I met some really wonderful humans at university, two of which were studying journalism. Olivier and Tormod. We explored some video journalism projects for a while, eager to put what we were learning into practices. Then ended up producing a feature length documentary and spending a few months filming in Papua New Guinea.

In between all of this study over the course of 8 years I had some cracks at starting businesses, raced downhill mountain bikes (and broke my back and many bones). Had a few odd jobs, built grassroots creative communities, got involved in activism and ran a creative warehouse space, plus a few more entrepreneurial pursuits.

In 2012 I went to Mexico and Costa Rica. Spending some time at a jungle retreat exploring various dimensions of my being with the help the plant medicine Yage and shamanic rituals. This was a powerful experience that shaped my perceptions of self, the world and my role in the universe.

Returning from Central America I went on and started a family with my brilliant and beautiful partner in life. Bringing into being 2 wonderful little humans.

I spent time learning by doing and developed some UX design and Product Management skills. Dabbled in coding and built a prototype P2P social data wallet app on BitSync (Bittorrent storage). Got involved in the emerging communities around blockchain and decentralised technology and data networks. Especially the mind blowing Safe Network in 2014, which I have maintained connection to. At this time as my first born was about to come into the world I helped create Australia’s first entrepreneurial college in Sydney. This is where I fell in love with helping others to learn. Designing courses and getting into learning experience design and the social context that encourage multi-dimensional learning.

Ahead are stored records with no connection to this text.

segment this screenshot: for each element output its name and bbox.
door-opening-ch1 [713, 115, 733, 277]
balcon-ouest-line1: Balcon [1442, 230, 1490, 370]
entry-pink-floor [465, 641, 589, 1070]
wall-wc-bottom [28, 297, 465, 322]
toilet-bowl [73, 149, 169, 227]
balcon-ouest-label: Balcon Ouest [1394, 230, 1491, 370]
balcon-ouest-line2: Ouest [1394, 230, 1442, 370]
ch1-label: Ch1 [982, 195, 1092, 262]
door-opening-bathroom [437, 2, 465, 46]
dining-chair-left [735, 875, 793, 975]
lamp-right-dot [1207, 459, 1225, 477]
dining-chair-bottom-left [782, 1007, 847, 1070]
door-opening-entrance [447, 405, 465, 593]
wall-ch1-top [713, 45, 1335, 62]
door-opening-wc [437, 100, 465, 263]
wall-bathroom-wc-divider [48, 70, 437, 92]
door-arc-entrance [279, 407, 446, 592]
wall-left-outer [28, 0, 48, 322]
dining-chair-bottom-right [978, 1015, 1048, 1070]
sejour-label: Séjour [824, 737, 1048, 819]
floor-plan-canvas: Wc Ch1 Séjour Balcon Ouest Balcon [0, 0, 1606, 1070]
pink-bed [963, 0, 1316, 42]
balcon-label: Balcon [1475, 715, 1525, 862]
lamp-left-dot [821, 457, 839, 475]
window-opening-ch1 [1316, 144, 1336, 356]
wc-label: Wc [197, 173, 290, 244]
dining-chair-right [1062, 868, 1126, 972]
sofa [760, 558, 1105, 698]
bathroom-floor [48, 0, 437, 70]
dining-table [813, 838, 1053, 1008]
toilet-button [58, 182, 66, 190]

I’d also returned to the ocean at this time. Reinvigorating my love for surfing and bodyboarding while in Costa Rica. I got into the competitive and community side and became a local and state bodyboarding champion. Even managed to get 2nd in Australia in 2015.

My professional pursuits continued…taking a role as Head of Platform Product at personal data and identity startup Meeco. I left there, pursued another startup idea in health and wellbeing tech before leading product and growth at an Australian cryptocurrency exchange (which was later acquired by Kraken). A fella I met while working at Meeco then enticed me to join forces to grow a services business…working at the intersection of privacy, trustworthiness and ethics in digital technology. Working across the globe, supporting people in organisations to define and operationalise data and digital ethics frameworks and helping to shape data sharing ecosystems globally.

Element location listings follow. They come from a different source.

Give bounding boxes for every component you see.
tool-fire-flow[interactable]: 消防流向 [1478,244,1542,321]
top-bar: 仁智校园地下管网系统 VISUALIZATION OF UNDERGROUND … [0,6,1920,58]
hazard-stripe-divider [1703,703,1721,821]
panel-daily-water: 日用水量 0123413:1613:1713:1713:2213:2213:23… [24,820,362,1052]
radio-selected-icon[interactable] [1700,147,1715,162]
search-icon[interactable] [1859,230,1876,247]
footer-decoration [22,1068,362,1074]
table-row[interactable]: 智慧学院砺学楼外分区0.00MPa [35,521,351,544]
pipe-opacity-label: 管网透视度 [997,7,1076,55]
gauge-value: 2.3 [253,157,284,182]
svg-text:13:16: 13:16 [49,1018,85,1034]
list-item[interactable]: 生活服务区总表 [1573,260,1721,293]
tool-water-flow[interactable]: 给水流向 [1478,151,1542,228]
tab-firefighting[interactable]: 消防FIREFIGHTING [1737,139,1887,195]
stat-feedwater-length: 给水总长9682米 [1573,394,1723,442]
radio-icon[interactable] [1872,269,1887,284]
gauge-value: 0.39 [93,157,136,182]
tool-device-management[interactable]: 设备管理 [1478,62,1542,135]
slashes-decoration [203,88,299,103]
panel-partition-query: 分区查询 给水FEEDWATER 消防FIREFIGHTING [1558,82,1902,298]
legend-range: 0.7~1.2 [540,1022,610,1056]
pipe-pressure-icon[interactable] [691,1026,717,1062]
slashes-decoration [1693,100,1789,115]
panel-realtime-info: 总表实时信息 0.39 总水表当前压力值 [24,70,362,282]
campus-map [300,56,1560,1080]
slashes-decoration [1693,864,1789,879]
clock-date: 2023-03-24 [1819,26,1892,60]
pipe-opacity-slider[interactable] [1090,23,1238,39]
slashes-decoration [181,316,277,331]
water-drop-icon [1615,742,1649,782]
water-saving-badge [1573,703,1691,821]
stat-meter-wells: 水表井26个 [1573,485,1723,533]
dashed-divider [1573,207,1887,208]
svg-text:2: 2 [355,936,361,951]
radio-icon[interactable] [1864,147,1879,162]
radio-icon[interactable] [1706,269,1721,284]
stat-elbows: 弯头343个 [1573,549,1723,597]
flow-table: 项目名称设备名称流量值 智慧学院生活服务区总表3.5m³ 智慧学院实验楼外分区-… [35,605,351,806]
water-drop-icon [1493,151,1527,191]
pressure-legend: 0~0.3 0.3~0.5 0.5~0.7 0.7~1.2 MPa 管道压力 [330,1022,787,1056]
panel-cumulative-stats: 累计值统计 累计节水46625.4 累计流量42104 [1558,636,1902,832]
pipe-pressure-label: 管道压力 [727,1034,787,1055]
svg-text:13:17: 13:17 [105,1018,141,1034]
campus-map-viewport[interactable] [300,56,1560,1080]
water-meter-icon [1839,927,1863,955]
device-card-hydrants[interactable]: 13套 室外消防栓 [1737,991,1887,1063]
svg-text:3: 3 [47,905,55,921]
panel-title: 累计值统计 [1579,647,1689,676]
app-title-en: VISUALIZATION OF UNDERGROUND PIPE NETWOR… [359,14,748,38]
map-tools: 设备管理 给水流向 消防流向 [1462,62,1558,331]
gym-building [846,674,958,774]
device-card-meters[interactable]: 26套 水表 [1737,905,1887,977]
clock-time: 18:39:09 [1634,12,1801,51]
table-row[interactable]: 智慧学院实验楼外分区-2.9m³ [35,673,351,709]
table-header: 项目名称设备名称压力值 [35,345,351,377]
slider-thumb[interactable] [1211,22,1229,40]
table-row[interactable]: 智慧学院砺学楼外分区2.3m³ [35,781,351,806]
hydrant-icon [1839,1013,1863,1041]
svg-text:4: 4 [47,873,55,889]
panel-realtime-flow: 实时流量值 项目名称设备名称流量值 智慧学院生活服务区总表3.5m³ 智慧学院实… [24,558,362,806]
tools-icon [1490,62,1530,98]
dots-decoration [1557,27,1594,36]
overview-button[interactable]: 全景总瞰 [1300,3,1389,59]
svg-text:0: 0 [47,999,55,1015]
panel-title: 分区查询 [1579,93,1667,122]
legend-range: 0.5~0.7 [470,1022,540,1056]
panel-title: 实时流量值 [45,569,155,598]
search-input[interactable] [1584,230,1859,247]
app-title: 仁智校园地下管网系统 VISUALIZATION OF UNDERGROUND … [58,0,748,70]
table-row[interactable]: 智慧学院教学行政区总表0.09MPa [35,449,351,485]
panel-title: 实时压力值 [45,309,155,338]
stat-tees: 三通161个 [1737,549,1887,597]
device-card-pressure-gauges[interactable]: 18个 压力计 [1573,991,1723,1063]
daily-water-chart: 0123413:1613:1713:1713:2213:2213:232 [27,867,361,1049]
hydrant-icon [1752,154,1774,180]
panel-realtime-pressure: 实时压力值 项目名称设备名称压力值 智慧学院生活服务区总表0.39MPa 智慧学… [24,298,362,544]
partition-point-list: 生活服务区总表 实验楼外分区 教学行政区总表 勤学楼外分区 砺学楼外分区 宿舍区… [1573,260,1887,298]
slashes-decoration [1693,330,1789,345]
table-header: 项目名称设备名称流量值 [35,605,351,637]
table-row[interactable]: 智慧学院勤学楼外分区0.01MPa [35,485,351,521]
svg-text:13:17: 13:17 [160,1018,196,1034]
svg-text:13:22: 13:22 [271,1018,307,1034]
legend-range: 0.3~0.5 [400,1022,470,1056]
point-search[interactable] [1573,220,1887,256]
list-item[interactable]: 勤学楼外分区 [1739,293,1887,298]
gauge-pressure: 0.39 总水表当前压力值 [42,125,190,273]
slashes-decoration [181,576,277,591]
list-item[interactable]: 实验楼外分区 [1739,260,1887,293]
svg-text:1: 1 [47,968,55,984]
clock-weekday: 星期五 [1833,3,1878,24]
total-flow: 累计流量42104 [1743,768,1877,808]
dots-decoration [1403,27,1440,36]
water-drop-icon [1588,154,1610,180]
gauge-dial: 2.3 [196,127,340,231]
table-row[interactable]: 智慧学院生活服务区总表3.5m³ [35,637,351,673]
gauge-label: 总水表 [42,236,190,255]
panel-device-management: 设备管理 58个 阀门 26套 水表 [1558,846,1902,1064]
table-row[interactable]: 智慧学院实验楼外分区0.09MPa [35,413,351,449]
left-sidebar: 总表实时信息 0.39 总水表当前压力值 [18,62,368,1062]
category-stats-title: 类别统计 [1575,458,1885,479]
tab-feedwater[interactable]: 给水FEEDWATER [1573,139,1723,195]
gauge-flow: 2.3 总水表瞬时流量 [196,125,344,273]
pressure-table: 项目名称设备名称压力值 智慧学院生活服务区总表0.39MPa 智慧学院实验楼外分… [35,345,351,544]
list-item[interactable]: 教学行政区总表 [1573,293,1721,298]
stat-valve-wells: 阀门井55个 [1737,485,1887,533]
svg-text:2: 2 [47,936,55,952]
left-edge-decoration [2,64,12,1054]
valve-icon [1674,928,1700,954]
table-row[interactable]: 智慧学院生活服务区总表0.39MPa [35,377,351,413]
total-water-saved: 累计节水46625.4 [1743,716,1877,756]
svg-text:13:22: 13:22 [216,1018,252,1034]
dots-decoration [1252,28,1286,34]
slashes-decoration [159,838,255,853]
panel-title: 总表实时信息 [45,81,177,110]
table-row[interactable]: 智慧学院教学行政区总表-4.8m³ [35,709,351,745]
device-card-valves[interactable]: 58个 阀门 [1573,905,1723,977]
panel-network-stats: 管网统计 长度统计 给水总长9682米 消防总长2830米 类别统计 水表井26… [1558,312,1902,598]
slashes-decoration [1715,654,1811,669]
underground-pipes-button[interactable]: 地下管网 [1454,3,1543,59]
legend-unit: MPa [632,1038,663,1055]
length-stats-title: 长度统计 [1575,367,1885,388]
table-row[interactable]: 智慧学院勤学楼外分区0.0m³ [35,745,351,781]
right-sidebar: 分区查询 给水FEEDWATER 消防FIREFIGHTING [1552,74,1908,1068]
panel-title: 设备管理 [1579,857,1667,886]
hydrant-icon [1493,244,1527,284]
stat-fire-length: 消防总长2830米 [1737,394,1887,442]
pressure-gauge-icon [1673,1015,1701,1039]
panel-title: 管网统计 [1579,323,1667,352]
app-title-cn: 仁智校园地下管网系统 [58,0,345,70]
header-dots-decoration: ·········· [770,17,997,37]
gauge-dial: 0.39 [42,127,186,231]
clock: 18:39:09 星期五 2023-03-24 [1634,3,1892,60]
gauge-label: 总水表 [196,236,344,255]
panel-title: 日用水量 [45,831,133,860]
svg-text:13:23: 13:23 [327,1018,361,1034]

Now I continue my journey. Learning how to integrate all my diverse life experiences to help us to better relate to one another, learn together and live in a more mutual and symbiotic relationship with the living world we are part of. To create futures for human and planetary flourishing.

I’ve had various attempts at blogging over the past 25 years. This post zero is a revisiting of a writing and publishing journey I feel is gonna last.